Capt. George Simkin was a captain in the merchant marine of Great Britain, and followed a seafaring life until his death, which occurred about 1857. In 1858 the mother, with her three sons George Waston, Charles Edward, and Fredrick W., came to America. The family spent a few months in New York City and then moved to Leesburg, Kosciusko County, Indiana, where the mother died in 1867, aged 46 years. Both brothers of the subject of this sketch served in the Civil War.

Frederick W. Simkin attended school in Leesburg, where he continued to live until 1869, when he decided to accompany W. M. Benham, Albert Fisher and A. D. Watts to Cherokee County, Kansas. They took up adjoints claims, three of them lying side by side. Mr Simkin's land was the northwest quarter of section 25, township 32, range 23, in Ross township, three and a half miles north, and a half miles west of the center of the present city of Columbus. He improved his farm and spent about 30 years there, successfully engaged in farming and in raising of fruit and vegetables. In 1902 he removed to Columbus having leased his farm to the Fleming Coal Company, of Parsons, Kansas.

Mr. Simkin was married in Indiana, on August 7, 1869, to Mary A. Ervin, who was born in Kosciusko County, Indiana, and is a daughter of John and Mary (Harris) Ervin, who were farmers in Indiana. There the father died in 1842, aged 44 years, and the mother, in 1872, aged 59 years. Mrs. Simkin is next to the youngest in a family of eight children, viz.: John M., a resident of Ross township; Charles, who died in Indiana; Mrs. Elizabeth Kibler, of Oswego, Indiana; Mrs. Sarah Rowbotham, who died in 1878 in Indiana; Mrs. Angeline McDevitt, of Indianapolis, Indiana; William, of Ohio; Mary A. (Mrs. Simkin); and Susan, who died aged 10 years.

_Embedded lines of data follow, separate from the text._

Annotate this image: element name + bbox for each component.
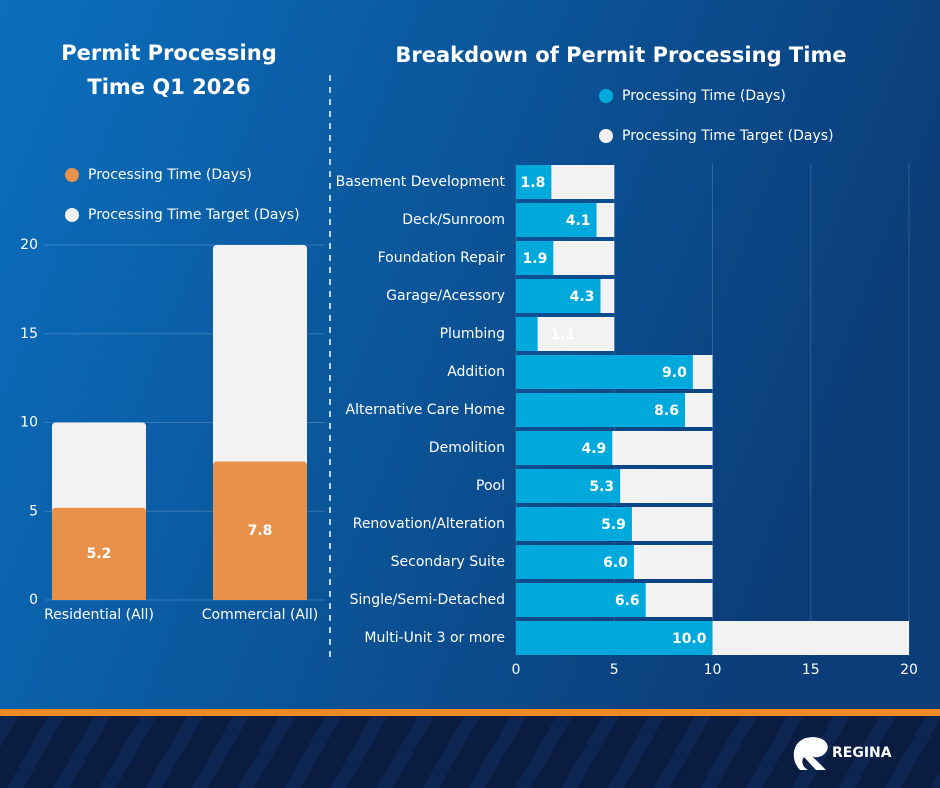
bar [213, 461, 307, 600]
value-label: 10.0 [672, 631, 707, 647]
value-label: 5.2 [87, 546, 112, 562]
x-tick-label: 10 [704, 662, 722, 678]
y-tick-label: Pool [476, 478, 505, 494]
value-label: 7.8 [248, 523, 273, 539]
bar [516, 545, 634, 579]
y-tick-label: 15 [20, 326, 38, 342]
x-tick-label: 20 [900, 662, 918, 678]
legend-label: Processing Time Target (Days) [622, 128, 834, 144]
y-tick-label: Alternative Care Home [346, 402, 505, 418]
value-label: 9.0 [662, 365, 687, 381]
x-tick-label: 5 [610, 662, 619, 678]
x-tick-label: Commercial (All) [202, 607, 318, 623]
y-tick-label: 20 [20, 237, 38, 253]
y-tick-label: Deck/Sunroom [402, 212, 505, 228]
legend-marker [65, 208, 79, 222]
legend-marker [599, 89, 613, 103]
bar [516, 507, 632, 541]
bar [516, 469, 621, 503]
footer-band [0, 716, 940, 788]
y-tick-label: Basement Development [336, 174, 506, 190]
bar [516, 355, 693, 389]
bar [516, 241, 554, 275]
y-tick-label: 0 [29, 592, 38, 608]
y-tick-label: Secondary Suite [391, 554, 505, 570]
y-tick-label: Foundation Repair [378, 250, 506, 266]
value-label: 1.9 [523, 251, 548, 267]
value-label: 5.9 [601, 517, 626, 533]
legend-label: Processing Time (Days) [622, 88, 786, 104]
logo-mark [793, 737, 828, 770]
y-tick-label: Single/Semi-Detached [350, 592, 505, 608]
value-label: 8.6 [654, 403, 679, 419]
bar [516, 621, 713, 655]
chart-title: Breakdown of Permit Processing Time [395, 43, 847, 67]
bar [516, 317, 538, 351]
legend-label: Processing Time (Days) [88, 167, 252, 183]
y-tick-label: Demolition [429, 440, 505, 456]
bar [516, 431, 613, 465]
bar [516, 279, 601, 313]
y-tick-label: Renovation/Alteration [353, 516, 505, 532]
value-label: 5.3 [589, 479, 614, 495]
legend-label: Processing Time Target (Days) [88, 207, 300, 223]
background [0, 0, 940, 712]
value-label: 1.1 [550, 327, 575, 343]
bar [516, 583, 646, 617]
bar [516, 393, 685, 427]
brand: REGINA [832, 745, 892, 761]
bar [516, 203, 597, 237]
x-tick-label: Residential (All) [44, 607, 154, 623]
legend-marker [65, 168, 79, 182]
bar [516, 165, 552, 199]
value-label: 4.9 [581, 441, 606, 457]
x-tick-label: 0 [512, 662, 521, 678]
value-label: 4.3 [570, 289, 595, 305]
chart-title: Permit Processing Time Q1 2026 [61, 41, 277, 99]
y-tick-label: Plumbing [440, 326, 505, 342]
value-label: 1.8 [521, 175, 546, 191]
accent-stripe [0, 709, 940, 716]
y-tick-label: 10 [20, 415, 38, 431]
y-tick-label: Garage/Acessory [386, 288, 505, 304]
y-tick-label: Addition [447, 364, 505, 380]
x-tick-label: 15 [802, 662, 820, 678]
legend-marker [599, 129, 613, 143]
y-tick-label: Multi-Unit 3 or more [364, 630, 505, 646]
value-label: 4.1 [566, 213, 591, 229]
bar [52, 507, 146, 600]
value-label: 6.0 [603, 555, 628, 571]
y-tick-label: 5 [29, 503, 38, 519]
value-label: 6.6 [615, 593, 640, 609]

Mrs. Simkin was born May 19, 1848, and was reared in Indiana. She accompanied Mr. Simkin, after their marriage, to his pioneer home in Cherokee County. As did other brave women of that day, who like her faced drudgery, monotony and deprivations of all sorts with a courage and cheerfulness almost beyond belief, she lived through trying times, and can recall conditions and events of those early days, of the most interesting character. The eight children resulting from this marriage were as follows: Mary, born August 5, 1870, who died September 9, 1870; Jessie G., born January 31, 1872, who married I. W. Shaw, lives four miles north of Columbus, and has three children,—Fern, Thelma and Charles; Bessie, who was born March 18, 1874, and died aged 19 months; George E. who was born April 10, 1877, and died at Columbus, aged 19 years; Charles Ervin, born September 3, 1879; Nettie E., a teacher, born October 28, 1881; and Eulalia, born October 19, 1883, and Frederick W., born November 6, 1886, who are at home.

Politically Mr. Simkin has always found his ideals in the Republican party. Fraternally he is a Mason and Knight Templar, belonging to the Oswego Commandery, and was a charter member of the Knights of Pythias lodge at Columbus. Mrs. Simkin is a member of the Order of the Eastern Star, the Rebekahs and the Knights and Ladies of Security. They belong to the Presbyterian Church.